Meat products that are RWA are often certified by the Global Animal Partnership or GAP, but testing is not required.

The Science study was done by researchers from George Washington University, who tested urine samples from cattle that were destined for a “Raised Without Antibiotics” (RWA) marketplace and found about 15 percent of the cattle tested positive for antibiotics.

The university researchers say their findings suggest current “raised without antibiotics” labels lack integrity.

Andrew de Coriolis, Farm Forward’s executive director,  shares these  insights on several points:

  • Drugs in meat can, ultimately, harm people.
  • Many of the drugs that FoodID found are medically important antibiotics, primarily Tetracycline—a drug that’s used to treat infections like pneumonia and UTIs in people.
  • The routine use of drugs on factory farms is contributing to the growing threat of antibiotic-resistant infections. Another recent study suggests that superbugs killed 1.3 million people in 2019 alone.
  • The Science article shows systemic misuse of antibiotics in GAP-certified meat. This is despite consumers’ perception that meat sold by Whole Foods comes from animals raised without drugs on pasture. Most meat sold by Whole Foods comes from animals raised on factory farms.
  • GAP’s and Whole Foods’ human washing of factory-farmed meat is costing shoppers up to 20 percent more.

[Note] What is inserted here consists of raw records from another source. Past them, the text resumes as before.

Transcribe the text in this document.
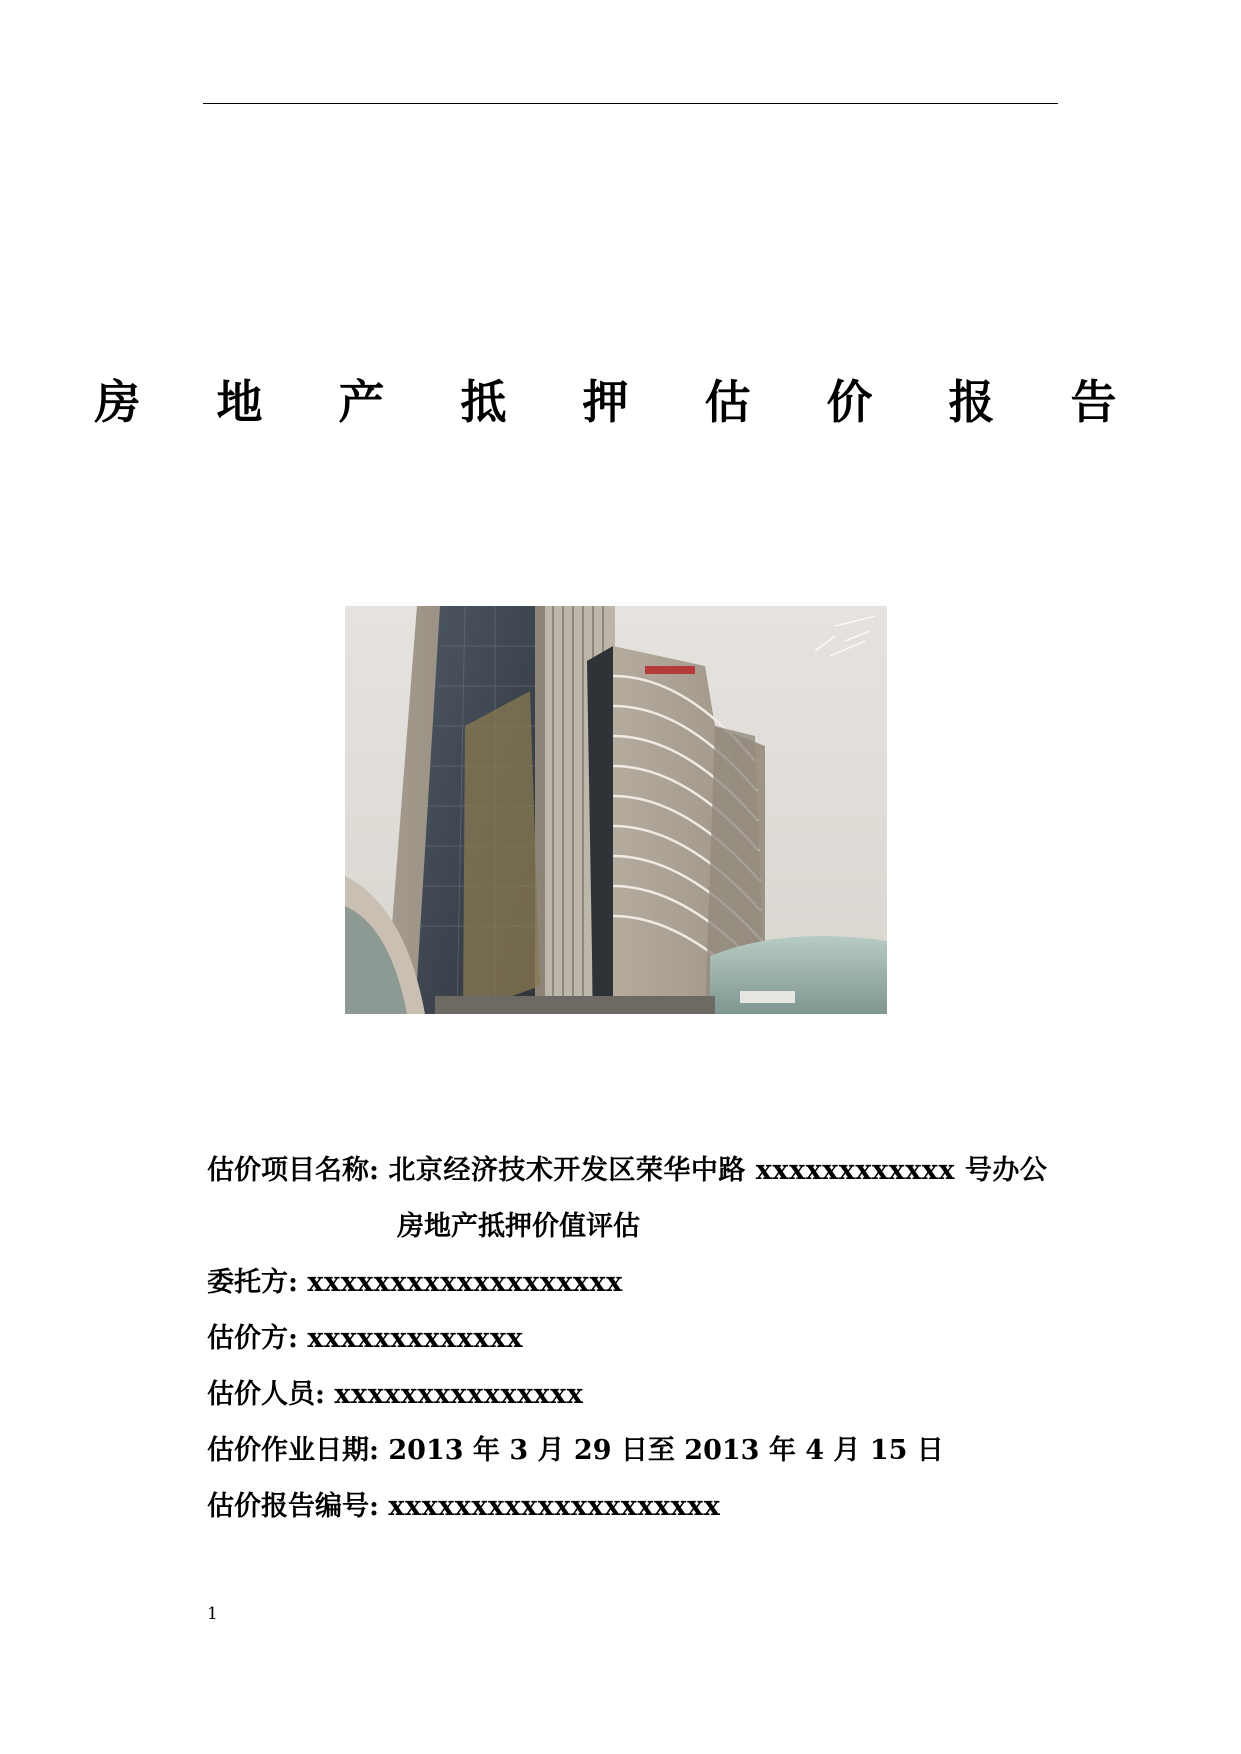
房 地 产 抵 押 估 价 报 告
估价项目名称: 北京经济技术开发区荣华中路 xxxxxxxxxxxx 号办公
房地产抵押价值评估
委托方: xxxxxxxxxxxxxxxxxxx
估价方: xxxxxxxxxxxxx
估价人员: xxxxxxxxxxxxxxx
估价作业日期: 2013 年 3 月 29 日至 2013 年 4 月 15 日
估价报告编号: xxxxxxxxxxxxxxxxxxxx
1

In a release, Farm Forward also said: “The new study sampled more than 10 percent of the entire raised without antibiotics (RWA) meat supply in the United States during the period of time in which the study was conducted. A significant percentage of all RWA meat in the U.S .was found to be dirty — this was not an isolated incident.”

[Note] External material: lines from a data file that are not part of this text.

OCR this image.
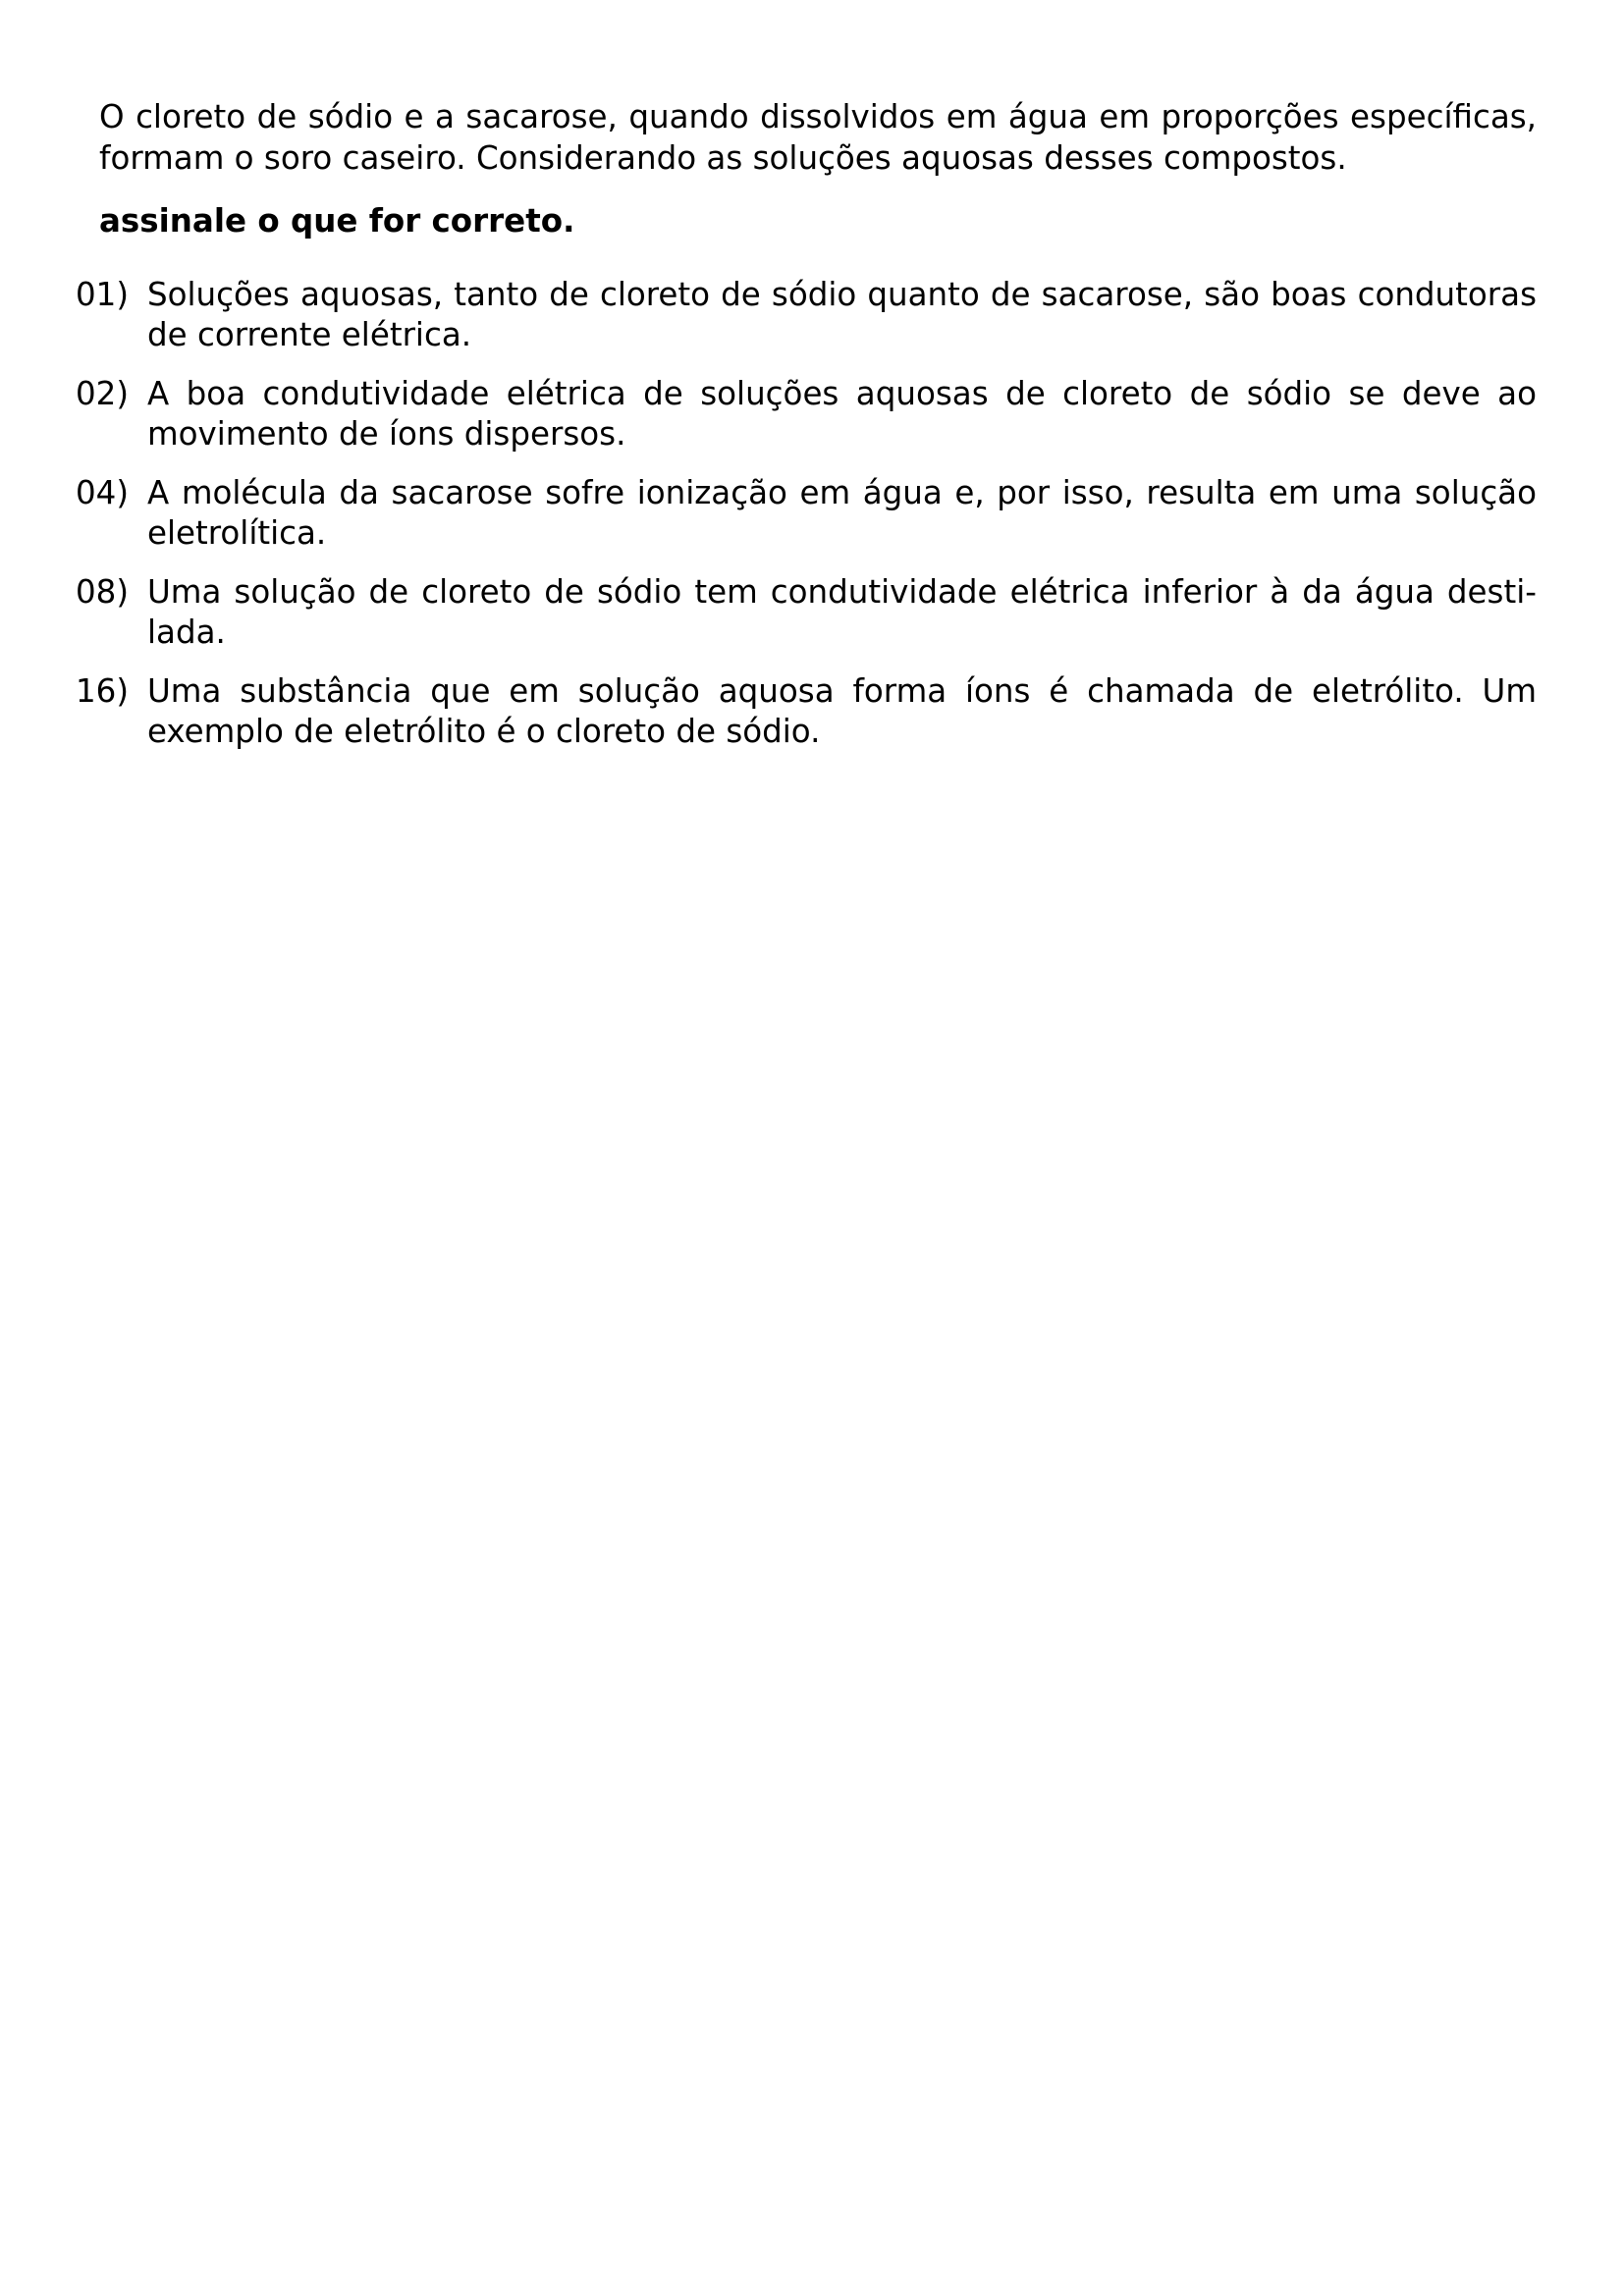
O cloreto de sódio e a sacarose, quando dissolvidos em água em proporções específicas, formam o soro caseiro. Considerando as soluções aquosas desses compostos.

assinale o que for correto.

01) Soluções aquosas, tanto de cloreto de sódio quanto de sacarose, são boas condutoras de corrente elétrica.
02) A boa condutividade elétrica de soluções aquosas de cloreto de sódio se deve ao movimento de íons dispersos.
04) A molécula da sacarose sofre ionização em água e, por isso, resulta em uma solução eletrolítica.
08) Uma solução de cloreto de sódio tem condutividade elétrica inferior à da água destilada.
16) Uma substância que em solução aquosa forma íons é chamada de eletrólito. Um exemplo de eletrólito é o cloreto de sódio.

  • According to the study, 5 percent came from lots where all of the animals tested were positive, indicating that the drugs were administered to the entire herd.
  • GAP herds fared far worse: 22 percent of GAP’s raised without antibiotics beef supply chain came from lots where all animals in the sample tested positive, and an additional 4 percent came from lots where one animal tested positive. In other words, the study suggests that 1 in 5 animals certified by GAP were treated with medically-important antibiotics.

“American Grassfed formed over the issue of truth in labeling,” said Carrie Balkcom, Executive Director for the American Grassfed Association. “We’re reaching out to FSIS now in pursuit of real accountability and oversight.”